Cuando tiempo atrás escribí sobre El Sabbat, obra que precede a este La cacería, venía a decir que Maurice Sachs vivió un tiempo donde toda persona dispuesta a perderse, se perdía. Y él, desde luego, siempre estuvo bien dispuesto. Si El Sabbat atravesaba el apasionante tiempo de entreguerras y era un relato en calma de unos ambientes literarios que coqueteaban con las vanguardias y los salones, La cacería, igualmente publicada por Cabaret Voltaire, es el final de los buenos tiempos, que tal vez no fueran tan buenos, pero a los que la guerra y la ocupación alemana convirtieron en otro de esos lugares perdidos a los que volver en la memoria. Maurice Sachs se balanceaba en aquella narración entre sus tendencia al mal y una especie de voluntad de ser bueno, que nunca lograba triunfar frente a lo primero. Había hecho de todo, y de todo, lo peor. Para alguien como él, con no demasiados escrúpulos, la ocupación alemana solo podía ser algo bueno si sabía aprovecharla.
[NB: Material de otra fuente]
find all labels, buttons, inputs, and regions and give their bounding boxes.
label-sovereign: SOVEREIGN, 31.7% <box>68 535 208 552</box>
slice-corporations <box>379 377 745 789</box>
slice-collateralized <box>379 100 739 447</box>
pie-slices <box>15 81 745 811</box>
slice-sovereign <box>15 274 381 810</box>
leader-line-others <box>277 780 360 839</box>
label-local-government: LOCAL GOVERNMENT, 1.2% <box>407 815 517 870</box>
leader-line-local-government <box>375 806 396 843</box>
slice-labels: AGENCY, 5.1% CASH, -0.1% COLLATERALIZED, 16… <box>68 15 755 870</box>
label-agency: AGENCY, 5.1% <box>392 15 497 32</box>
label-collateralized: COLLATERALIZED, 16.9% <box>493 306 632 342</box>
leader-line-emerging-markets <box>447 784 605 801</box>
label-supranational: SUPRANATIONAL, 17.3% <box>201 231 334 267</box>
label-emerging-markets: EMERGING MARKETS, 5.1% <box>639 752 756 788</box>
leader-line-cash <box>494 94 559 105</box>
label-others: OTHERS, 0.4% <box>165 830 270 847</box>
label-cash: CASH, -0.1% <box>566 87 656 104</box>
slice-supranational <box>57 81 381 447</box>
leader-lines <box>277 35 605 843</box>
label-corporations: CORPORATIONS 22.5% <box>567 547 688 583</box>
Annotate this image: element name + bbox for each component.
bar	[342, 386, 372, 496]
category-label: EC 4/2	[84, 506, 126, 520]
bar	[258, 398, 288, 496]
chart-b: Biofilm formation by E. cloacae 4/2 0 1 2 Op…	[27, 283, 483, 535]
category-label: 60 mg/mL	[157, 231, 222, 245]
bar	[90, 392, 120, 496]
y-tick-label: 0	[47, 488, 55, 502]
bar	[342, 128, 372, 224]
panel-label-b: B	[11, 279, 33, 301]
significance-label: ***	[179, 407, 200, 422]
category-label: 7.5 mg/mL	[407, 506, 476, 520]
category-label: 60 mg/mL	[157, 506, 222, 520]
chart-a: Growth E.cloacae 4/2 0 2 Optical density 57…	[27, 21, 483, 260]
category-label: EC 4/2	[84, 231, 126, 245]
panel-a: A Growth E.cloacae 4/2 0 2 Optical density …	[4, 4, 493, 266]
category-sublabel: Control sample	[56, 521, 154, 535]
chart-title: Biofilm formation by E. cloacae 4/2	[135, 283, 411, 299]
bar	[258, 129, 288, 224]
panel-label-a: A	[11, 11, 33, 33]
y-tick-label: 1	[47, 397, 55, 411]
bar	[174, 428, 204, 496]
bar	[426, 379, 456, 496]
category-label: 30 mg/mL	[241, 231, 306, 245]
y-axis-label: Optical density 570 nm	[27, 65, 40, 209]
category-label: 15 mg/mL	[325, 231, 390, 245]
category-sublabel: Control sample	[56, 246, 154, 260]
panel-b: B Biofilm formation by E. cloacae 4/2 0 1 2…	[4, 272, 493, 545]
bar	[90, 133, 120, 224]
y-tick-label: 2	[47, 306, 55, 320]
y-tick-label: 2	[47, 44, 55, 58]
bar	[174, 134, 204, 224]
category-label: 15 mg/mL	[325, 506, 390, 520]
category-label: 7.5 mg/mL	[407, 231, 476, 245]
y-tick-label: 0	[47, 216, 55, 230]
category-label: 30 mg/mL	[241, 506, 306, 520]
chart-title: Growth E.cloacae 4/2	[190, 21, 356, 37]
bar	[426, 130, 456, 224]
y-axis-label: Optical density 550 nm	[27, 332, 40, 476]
La historia nos presenta a nuestro hombre como un colaboracionista y notable candidato a ser fusilado cuando todo eso acabe. El azar quiso que acabara en una cuneta de un tiro, y precisamente por esos alemanes para los que había estado, literalmente, trabajando. Pero lo cierto es que su narración de esos años (interrumpida cuando va a pasarse a la Francia de Vichy, huyendo de sus deudas más que de los ocupantes) no deja adivinar todo esto, aún no teniendo mucho que perder con su relato. Sachs, en aquel tiempo, estaba muy ocupado con dos cosas: traficando y follando. El oro, la moneda, las joyas, iban de acá para allá con tanta facilidad como sus amantes, y, desde luego, los alemanes quedaban lejos de todo ello. Simplemente no le interesaban o no veía que partido podía sacar de ellos. Y Sachs es un hombre práctico. Solo aquello que le reporta alguna utilidad puede ocupar su tiempo. Y si es necesario deshacerse de un hijo adoptado porque no sabe ya muy bien qué hacer con él, perdidas su expectativas, pues se deshace.
Como siempre en él, una vida cómoda tarda poco en convertirse en un desastre. Y es que, después de todo, es un romántico. Un romántico de un día o de varios, que solo aspira al placer. Y si eso significa jugarse en él las ganancias que no ha tenido y el dinero de los otros, no es muy importante. Después de todo, su vida siempre fue una huída hacia delante, en la que nada importaba. Una historia personal de la destrucción en la que solo había una regla: el debía sobrevivir. Pero, ¿era un esto un ser excepcional? No. Su propio relato de aquellos años de la guerra y ocupación solo nos muestran un puñado de personajes que, cómo él, están dispuestos a todo, y sobreviven aprovechándose de los otros. Son las reglas del juego, un juego que no juegan todos pero del que todos son parte. Lo terrible de La cacería, no es Maurice Sachs, sino la constancia de que no estaba solo.
Tras su escapada de Vichy, el relato se interrumpe. Lo volvemos a retomar a través de la correspondencia que mantuvo con Yvon Belaval desde Hamburgo, desde el campo de trabajo el que se encontraba como voluntario. Ahí asistiremos al relato de la destrucción de Hamburgo bajo las bombas y como el escritor solo aspira a escribir. Sigue soñando con una obra que le colocará en un lugar al que su vida no le conduce. Pide libros como otros pedirán comida. La guerra no le importa mucho, porque, como confiesa, le es igual la suerte de millones de individuos como le da igual la suya propia. Las ruinas no dejan de ser el hermoso espectáculo de una civilización destruida. Sueña, como los personajes de Bande à part, con irse a los países cálidos. Pero ya no quedaban países cálidos. En una versión de su muerte, muere de una paliza de otros presos y es arrojado a los perros. En otra, de un tiro en la cabeza por un oficial alemán.